A finales de octubre de 1919, cuando cara a las inminentes elecciones generales de 11 de noviembre se emborronan los presentes renglones, ha una centuria que regía los destinos de nuestro asendereado país Joaquín Sánchez de Toca Calvo, político procedente del canovismo más acendrado y titular de tres carteras ministeriales antes de llegar a la Presidencia del Consejo de Ministros, el 20 de julio del mismo año. En la dirección de tal difícil cometido otras dos grandes figuras de la política nacional, el conde de Romanones y Antonio Maura Montaner, lo habían precedido en el mismo año de 1919. Con este, en el penúltimo gabinete por él rectorado -15 de abril/20 de julio-, se había iniciado una etapa de corte conservador, mantenido en la dirigencia de España hasta la gran crisis de 13 de septiembre de 1923, fecha, como es harto sabido, de la instauración de la primera dictadura militar del novecientos hispano. Y una vez trascurrido el periodo del mandato del muy culto y culterano escritor Joaquín Sánchez de Toca, a comedios de diciembre de 1919, se hizo cargo de las máximas responsabilidades gobernantes de la nación el bilbaíno Manuel Allende Salazar Muñoz de Salazar, ejerciéndolas hasta el 5 de mayo de 1920; data en la cual el líder conservador Eduardo Dato se decidió por fin a retornar a la cúspide del poder ejecutivo, en la que, conforme se recordará, fue asesinado en marzo de 1921 por unos anarquistas catalanes, en represalia por su drástica política represiva en un Principado asolado por el quebranto del orden público y la pleamar del movimiento catalanista, enfebrecido con el triunfo de las tesis wilsonianas acerca de la autonomía de las nacionalidades, en el muy confuso clima de la Europa del Tratado de Versalles.

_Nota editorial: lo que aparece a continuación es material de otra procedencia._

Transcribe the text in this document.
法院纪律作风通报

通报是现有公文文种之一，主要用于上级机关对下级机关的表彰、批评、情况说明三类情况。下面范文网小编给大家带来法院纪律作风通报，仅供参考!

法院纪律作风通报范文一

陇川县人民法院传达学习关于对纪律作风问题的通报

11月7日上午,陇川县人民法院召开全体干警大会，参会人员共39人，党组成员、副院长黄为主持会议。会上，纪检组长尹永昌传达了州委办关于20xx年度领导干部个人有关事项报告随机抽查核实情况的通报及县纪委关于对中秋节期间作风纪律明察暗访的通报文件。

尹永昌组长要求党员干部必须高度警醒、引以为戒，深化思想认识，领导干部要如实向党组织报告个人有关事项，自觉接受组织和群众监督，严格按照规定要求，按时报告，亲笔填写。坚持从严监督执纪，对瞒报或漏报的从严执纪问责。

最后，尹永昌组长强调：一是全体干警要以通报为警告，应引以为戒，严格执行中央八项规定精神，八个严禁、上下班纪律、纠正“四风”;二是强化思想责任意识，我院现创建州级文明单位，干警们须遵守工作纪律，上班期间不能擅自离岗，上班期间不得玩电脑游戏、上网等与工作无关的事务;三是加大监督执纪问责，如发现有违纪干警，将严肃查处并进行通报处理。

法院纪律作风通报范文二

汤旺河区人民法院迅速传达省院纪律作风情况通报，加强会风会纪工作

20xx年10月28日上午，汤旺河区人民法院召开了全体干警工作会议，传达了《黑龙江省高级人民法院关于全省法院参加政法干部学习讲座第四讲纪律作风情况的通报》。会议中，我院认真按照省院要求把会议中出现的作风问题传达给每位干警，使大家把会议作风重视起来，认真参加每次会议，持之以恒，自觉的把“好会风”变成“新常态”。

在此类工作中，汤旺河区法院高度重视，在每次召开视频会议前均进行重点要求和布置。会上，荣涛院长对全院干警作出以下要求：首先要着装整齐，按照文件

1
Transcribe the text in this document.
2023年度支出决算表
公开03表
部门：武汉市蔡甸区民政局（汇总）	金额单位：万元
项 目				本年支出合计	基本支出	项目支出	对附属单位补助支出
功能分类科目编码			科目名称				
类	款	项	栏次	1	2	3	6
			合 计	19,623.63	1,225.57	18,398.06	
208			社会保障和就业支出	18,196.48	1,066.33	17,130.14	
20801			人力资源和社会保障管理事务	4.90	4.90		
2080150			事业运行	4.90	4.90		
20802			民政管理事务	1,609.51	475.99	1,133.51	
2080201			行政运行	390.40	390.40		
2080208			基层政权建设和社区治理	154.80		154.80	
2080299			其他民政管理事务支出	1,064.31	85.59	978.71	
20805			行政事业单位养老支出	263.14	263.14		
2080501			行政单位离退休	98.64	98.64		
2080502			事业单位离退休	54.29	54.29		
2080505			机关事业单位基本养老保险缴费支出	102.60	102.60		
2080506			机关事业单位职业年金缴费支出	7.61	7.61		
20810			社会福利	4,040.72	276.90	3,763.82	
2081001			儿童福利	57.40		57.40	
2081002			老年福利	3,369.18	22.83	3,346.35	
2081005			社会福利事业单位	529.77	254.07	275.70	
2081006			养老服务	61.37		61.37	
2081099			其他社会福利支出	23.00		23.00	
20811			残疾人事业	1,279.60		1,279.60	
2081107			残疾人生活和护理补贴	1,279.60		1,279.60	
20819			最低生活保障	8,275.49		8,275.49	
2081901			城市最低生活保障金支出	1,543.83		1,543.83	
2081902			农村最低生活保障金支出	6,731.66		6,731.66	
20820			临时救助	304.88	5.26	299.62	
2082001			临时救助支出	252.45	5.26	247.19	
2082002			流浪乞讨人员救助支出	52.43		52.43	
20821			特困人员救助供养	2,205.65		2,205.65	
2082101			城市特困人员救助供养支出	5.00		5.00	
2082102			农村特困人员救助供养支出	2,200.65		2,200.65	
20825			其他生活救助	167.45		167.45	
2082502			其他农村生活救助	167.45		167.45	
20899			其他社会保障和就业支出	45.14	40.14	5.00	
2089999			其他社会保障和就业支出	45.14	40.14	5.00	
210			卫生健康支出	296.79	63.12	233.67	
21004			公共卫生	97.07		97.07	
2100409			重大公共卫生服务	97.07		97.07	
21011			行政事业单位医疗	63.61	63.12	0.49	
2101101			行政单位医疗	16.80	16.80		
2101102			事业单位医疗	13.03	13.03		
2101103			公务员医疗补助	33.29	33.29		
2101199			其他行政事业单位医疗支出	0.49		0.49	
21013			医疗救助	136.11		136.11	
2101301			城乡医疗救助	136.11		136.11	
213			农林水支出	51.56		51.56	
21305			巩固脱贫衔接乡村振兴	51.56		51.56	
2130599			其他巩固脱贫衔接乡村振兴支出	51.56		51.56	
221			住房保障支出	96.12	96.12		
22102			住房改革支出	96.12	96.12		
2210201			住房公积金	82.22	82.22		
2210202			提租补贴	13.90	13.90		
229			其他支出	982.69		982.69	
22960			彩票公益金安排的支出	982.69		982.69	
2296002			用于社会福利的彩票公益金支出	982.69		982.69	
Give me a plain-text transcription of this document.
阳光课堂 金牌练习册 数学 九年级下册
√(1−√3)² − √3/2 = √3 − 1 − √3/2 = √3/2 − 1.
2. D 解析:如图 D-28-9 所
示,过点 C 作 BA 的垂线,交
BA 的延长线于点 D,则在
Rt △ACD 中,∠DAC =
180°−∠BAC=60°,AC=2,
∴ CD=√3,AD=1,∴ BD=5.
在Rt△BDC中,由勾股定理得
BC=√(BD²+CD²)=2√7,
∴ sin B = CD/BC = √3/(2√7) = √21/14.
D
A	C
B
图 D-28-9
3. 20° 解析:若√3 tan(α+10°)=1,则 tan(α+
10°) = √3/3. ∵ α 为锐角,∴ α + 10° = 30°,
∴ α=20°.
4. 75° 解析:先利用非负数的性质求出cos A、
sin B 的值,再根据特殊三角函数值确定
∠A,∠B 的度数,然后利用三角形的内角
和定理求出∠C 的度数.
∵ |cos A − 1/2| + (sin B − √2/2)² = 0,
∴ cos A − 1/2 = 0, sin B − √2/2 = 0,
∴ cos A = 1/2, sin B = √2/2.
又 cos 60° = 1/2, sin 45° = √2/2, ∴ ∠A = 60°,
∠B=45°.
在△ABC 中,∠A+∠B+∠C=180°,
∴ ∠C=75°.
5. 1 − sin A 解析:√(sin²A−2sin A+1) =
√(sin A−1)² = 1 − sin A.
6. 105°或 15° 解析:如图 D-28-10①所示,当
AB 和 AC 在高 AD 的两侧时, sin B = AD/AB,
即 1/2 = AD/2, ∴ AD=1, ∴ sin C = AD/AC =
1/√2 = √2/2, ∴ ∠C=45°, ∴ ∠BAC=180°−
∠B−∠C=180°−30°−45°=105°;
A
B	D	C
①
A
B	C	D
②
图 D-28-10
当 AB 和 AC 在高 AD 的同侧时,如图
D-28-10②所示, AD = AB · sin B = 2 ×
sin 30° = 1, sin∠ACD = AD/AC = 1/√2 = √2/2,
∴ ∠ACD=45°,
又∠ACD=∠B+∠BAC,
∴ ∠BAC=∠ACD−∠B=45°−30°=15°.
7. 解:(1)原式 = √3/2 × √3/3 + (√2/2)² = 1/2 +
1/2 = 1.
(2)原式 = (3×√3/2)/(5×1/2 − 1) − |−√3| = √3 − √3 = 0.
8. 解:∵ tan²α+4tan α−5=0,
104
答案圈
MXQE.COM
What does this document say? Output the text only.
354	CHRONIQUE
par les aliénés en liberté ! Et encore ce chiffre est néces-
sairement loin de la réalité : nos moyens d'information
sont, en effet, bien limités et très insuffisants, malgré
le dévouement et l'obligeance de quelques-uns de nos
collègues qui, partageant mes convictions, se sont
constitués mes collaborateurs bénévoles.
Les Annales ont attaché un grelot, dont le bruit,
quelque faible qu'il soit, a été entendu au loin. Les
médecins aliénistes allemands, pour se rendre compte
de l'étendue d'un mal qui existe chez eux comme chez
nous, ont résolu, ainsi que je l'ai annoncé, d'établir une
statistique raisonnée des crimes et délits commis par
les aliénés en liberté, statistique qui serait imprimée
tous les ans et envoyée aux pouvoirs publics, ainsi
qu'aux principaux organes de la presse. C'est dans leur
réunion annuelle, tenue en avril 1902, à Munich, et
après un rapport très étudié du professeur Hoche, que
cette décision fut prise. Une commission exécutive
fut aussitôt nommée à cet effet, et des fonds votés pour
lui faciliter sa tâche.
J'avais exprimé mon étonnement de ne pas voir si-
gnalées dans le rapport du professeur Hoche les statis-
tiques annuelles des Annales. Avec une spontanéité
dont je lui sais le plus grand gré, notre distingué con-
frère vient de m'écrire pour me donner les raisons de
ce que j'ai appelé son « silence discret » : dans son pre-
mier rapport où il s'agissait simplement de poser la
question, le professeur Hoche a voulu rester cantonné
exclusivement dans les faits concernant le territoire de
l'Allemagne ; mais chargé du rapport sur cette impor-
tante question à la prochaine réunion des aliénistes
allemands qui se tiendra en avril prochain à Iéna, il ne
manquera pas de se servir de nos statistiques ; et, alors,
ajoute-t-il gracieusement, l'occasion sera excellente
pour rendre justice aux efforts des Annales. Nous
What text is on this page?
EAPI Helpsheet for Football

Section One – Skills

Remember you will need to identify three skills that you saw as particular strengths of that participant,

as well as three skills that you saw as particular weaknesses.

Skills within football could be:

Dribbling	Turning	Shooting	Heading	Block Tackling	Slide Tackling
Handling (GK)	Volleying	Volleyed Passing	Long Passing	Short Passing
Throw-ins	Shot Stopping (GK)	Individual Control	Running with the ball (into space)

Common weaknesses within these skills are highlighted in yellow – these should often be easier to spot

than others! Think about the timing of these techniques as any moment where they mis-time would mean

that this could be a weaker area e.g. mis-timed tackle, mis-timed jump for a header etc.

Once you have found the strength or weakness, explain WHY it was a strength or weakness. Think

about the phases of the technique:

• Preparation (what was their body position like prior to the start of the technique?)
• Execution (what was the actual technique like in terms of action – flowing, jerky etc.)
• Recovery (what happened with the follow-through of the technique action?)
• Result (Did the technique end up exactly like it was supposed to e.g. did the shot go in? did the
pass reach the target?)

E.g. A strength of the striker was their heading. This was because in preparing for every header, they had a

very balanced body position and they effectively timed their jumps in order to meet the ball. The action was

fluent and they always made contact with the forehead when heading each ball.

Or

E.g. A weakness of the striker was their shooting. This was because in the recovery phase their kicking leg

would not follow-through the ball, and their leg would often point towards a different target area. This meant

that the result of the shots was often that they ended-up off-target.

Así pues, a la vista del recuerdo de la coyuntura política de 1919 no hay nada nuevo bajo el sol, al menos en el muy atmosféricamente iluminado solar de las Hespérides. Frente al alarmismo un punto quizás excesivo de nuestros medios de comunicación en una nación democrática sometida inflexiblemente al libre juego de la opinión pública, nuestra propia experiencia nacional nos recuerda una tesitura asaz parecida a la existente hace cien años en un país tal vez más esperanzado y con mayores ansias de futuro que el de estas postreras semanas de 2019.

Bien es verdad, sin embargo, que, con la requerida perspectiva, el final de la segunda década de la centuria precedente se nos ofrece como la antesala de la crisis del parlamentarismo desembocada en el golpe de Estado de septiembre de 1923. En la actualidad, y por mucho que sea el ennegrecimiento con el que plumas pesimistas y voces agoreras describen el escenario público de uno de los pueblos que construyeron en elevada medida la civilización occidental, no se detectan, en verdad y afortunadamente, ninguna causa o indicio descollante o irrebatible de la llegada de una gran crisis o de un auténtico colapso del régimen por ventura establecido en diciembre de 1976. Nubes, borrascas incluso, nublan el inmediato porvenir; pero ningún tsunami ensombrece con un mínimo de certeza y aún de probabilidad la andadura de una colectividad con las defensas y energías necesarias para seguir en vanguardia de los pueblos que hicieron a Occidente.